Albemarle County, Virginia suffered ransomware attack in June
This attack, which happened June 11, and which has not yet been claimed by any cybercrime group, caused the usual type of damage that we have seen frequently when hitting towns, municipalities and counties across the U.S. and elsewhere. Some phone systems were disabled, and the data of local government and public-school employees, including driver’s license numbers, Social Security numbers, passport numbers, military IDs and more, was likely accessed, as stated by officials. Residents, too, may have had their names, addresses and Social Security numbers exposed. The county believes the hackers “failed to gain access to cloud-based systems and were only able to breach data held on local servers.”

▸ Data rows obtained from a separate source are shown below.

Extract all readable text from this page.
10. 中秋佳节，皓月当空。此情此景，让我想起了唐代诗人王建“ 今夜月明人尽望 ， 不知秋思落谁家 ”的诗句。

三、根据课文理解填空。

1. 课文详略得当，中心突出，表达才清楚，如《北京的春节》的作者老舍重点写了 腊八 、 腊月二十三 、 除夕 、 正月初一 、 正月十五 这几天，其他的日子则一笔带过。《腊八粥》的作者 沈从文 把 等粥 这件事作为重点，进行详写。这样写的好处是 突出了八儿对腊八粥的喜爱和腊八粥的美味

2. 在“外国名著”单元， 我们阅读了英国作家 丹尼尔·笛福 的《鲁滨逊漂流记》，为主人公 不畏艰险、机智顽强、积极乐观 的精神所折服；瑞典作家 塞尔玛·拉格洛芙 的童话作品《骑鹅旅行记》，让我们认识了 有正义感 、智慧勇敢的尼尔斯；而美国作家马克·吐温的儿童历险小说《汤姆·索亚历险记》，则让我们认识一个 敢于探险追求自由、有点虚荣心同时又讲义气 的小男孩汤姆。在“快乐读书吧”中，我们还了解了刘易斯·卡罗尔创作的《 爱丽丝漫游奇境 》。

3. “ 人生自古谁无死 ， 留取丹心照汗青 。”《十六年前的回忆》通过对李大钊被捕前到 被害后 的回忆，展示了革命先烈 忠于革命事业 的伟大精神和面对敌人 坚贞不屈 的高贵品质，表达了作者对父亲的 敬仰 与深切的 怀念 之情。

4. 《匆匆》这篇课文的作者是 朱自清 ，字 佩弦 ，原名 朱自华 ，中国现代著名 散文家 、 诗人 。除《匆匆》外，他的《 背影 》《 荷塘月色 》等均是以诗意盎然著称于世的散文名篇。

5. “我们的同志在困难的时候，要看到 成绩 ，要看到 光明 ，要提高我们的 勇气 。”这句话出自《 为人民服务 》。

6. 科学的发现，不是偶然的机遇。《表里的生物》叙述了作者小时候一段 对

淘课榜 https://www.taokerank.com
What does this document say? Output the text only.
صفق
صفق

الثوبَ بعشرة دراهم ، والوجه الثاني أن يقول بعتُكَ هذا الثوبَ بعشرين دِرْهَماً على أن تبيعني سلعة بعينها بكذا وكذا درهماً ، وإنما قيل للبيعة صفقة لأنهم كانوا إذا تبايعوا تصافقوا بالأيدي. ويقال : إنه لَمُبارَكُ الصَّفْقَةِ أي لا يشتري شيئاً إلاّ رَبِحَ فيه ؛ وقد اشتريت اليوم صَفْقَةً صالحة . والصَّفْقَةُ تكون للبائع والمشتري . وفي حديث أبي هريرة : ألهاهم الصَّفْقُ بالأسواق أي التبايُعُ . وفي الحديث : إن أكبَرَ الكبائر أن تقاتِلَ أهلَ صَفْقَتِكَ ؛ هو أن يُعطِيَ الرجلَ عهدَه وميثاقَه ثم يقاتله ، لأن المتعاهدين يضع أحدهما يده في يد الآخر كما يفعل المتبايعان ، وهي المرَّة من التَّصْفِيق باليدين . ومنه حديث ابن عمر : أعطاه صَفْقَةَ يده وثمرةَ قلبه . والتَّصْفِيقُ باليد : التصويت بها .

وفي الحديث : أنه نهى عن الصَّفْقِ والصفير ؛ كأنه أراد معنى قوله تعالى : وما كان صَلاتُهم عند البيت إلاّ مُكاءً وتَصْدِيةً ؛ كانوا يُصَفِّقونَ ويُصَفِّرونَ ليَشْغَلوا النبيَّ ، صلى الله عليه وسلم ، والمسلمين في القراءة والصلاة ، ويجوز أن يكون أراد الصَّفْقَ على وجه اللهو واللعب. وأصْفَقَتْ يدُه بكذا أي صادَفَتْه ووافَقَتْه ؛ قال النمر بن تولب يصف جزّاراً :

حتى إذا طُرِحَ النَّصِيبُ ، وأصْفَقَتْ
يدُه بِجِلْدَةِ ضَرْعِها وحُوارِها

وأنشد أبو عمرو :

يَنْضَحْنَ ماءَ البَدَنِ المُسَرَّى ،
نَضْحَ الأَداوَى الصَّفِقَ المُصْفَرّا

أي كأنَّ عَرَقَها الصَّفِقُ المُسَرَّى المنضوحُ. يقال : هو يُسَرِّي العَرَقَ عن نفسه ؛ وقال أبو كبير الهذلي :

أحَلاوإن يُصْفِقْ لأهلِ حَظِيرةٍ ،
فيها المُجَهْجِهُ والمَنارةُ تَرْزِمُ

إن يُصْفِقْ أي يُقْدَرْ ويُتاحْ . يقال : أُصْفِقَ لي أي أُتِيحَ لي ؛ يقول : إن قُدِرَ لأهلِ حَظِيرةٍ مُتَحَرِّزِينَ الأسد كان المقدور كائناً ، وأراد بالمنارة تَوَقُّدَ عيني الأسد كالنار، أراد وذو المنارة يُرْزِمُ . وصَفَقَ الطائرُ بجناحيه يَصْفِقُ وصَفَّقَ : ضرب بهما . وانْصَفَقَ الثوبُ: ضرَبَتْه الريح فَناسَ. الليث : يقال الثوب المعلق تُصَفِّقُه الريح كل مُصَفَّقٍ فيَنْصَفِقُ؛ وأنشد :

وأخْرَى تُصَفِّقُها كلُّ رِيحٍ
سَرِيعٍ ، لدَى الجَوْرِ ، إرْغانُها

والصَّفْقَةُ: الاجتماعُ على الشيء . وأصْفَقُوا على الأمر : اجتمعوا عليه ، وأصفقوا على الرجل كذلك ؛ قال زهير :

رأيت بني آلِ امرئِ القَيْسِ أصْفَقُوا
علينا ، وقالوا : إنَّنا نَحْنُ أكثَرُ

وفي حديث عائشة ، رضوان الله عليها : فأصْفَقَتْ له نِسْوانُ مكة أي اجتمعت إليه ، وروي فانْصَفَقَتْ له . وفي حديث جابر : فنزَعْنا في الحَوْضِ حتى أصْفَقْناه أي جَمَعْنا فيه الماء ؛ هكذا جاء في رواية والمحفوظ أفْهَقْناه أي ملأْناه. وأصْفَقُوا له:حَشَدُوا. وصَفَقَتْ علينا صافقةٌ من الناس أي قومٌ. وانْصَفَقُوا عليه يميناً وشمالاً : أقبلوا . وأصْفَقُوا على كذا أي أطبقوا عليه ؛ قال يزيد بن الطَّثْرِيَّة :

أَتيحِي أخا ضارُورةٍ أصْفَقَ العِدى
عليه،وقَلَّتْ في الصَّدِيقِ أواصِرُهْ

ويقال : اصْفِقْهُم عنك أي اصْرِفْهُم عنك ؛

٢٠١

Former Mexican president investigated over alleged spyware bribes
Former Mexican President Enrique Peña Nieto is being investigated by Mexico’s Attorney General following allegations that he “took bribes from Israeli businessmen” to secure government contracts for spyware and other technology.” The total amount of the bribes is said to equal $25 million. The contracts appeared to include a deal to buy Pegasus. The investigation comes in response to an account in the Israeli business publication TheMarker, which is based on documents filed as part of a legal dispute between the two Israeli businessmen who had entered into arbitration in Israeli courts “to determine [their] individual proceeds from a joint $25 million investment in Peña Nieto.